Minesh Patel, Principal Policy Manager at Citizens Advice said that while the charity has welcomed the principles behind UC, the new benefit has been plagued by design and delivery problems. Half of clients on UC are struggling to pay essential bills during the waiting period for the new benefit. Since the beginning of its roll-out, Citizens Advice has helped more than 230,000 people with UC-related problems.
Citizens Advice says the Government should reform UC in three key ways. Firstly, the Government should get money to people quicker, to stop people on UC falling into arrears. Second, the Government should ensure people have enough to live on and end the benefits freeze to ensure household incomes keep up with inflation. Third, the Government should help people budget, and increase awareness of alternative payment arrangements.

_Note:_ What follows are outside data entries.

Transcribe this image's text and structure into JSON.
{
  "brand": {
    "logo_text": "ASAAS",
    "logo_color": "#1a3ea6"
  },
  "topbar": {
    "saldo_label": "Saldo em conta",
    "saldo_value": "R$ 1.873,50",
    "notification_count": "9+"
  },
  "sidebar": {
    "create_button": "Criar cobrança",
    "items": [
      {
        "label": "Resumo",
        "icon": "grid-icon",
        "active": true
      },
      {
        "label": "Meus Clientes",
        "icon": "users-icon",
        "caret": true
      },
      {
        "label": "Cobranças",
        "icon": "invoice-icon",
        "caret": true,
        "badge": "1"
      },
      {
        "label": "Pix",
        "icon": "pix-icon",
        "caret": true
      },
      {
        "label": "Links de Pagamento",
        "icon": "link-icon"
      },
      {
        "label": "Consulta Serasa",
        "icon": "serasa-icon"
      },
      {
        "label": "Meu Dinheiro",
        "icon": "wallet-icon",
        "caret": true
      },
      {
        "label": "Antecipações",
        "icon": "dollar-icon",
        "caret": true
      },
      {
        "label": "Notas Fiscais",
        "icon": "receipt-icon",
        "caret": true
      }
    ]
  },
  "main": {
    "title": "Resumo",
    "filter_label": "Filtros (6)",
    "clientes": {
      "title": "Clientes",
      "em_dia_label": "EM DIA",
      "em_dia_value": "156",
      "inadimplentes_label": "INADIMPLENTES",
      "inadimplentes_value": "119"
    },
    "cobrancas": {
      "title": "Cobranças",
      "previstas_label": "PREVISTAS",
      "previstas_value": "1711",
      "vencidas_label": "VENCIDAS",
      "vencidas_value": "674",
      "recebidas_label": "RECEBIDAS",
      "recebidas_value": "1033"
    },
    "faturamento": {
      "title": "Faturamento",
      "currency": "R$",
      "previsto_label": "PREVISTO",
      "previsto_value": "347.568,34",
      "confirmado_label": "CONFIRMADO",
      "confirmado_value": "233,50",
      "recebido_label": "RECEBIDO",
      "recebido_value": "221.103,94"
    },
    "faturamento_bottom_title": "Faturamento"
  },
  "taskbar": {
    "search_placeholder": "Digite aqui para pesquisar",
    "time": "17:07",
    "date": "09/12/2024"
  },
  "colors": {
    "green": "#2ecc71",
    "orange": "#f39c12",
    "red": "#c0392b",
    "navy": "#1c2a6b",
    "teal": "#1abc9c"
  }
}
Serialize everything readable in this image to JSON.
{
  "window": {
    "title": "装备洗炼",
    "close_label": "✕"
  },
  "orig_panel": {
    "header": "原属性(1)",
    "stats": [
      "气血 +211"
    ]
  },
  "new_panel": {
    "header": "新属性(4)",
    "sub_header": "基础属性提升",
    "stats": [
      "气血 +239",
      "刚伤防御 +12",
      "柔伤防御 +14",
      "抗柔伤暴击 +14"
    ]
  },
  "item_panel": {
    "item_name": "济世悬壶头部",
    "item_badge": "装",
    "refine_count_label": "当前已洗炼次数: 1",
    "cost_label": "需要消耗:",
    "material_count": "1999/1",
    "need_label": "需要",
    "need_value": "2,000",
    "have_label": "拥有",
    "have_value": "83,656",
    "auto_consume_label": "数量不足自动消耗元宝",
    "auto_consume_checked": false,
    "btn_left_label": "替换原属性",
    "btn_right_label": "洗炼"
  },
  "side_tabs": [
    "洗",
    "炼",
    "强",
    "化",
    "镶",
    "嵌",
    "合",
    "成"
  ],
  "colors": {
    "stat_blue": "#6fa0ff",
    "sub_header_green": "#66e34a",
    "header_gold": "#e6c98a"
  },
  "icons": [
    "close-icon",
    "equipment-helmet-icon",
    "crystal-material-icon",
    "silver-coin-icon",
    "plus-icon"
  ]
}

Rachel Gregory, Social Policy and Relationships Manager at Christians Against Poverty said that while some people moving onto UC have existing issues with debt, often the transition to Universal Credit is when debt problems begin. Ms Gregory echoed Citizens Advice’ concerns, pointing to debt deductions from UC as the cause of additional financial strain.
Ms Gregory explained that benefit deductions used to clear monies owed to government and household arrears, are often being taken at a rate that’s unaffordable. The maximum amounts that can be taken for some of these debts, without consent, has increased to 40% of monthly income. Under the new system for UC, there are also higher minimum deduction rates for specific types of debt.
Christians Against Poverty is calling for the Government to adopt debt collection best practice on deductions to stop undue financial strain. The Government’s plan to extend the repayment timeframe for deductions is welcome, but as it won’t be implemented for three years, for many people this will be too late. Instead, CAP like many organisations say debt repayments should be based on an affordability standard, not a rigid timeframe.
Abby Jitendra from the Trussell Trust said a 5-week wait for Universal Credit is too long, forcing many people to turn to food banks as a result. The Government’s attempt to remedy the waiting period through advance payments (APs) means claimants face the unpalatable choice, either hardship now or hardship later. For many people who take an advance, the debt becomes hard to get out of. Trussell Trust says the Government could solve these issues by making APs into a discretionary grant instead.
A caseworker for Karin Smith MP suggested the UC system is being abused by Government in an attempt to claw back some of the billions of pounds of outstanding tax credit overpayments. Making a claim for UC reactivates these debts, when arguably they should be unenforceable. In particular, after 6 years of creditor inaction, debts under consumer credit law would be written off. Ruth George MP drew parallels with claw back of overpayments of carers allowance. Ms George said saddling claimants with surprise debts at the start of a claim risks undermining the purpose of the social safety net and this is an issue Government needs to look at again in the round.
Lord Turnbull, former head of the civil service said another issue is that some claimants have been wrongly accused of benefit fraud, with unjust debts added to their account. The Government should ensure these claimants don’t face deductions for monies they should never have owed.
Ruth George MP and Yvonne Fovargue MP said they would seek to press the Government for much needed reforms by putting in for a Westminster Hall debate on Universal Credit and debt.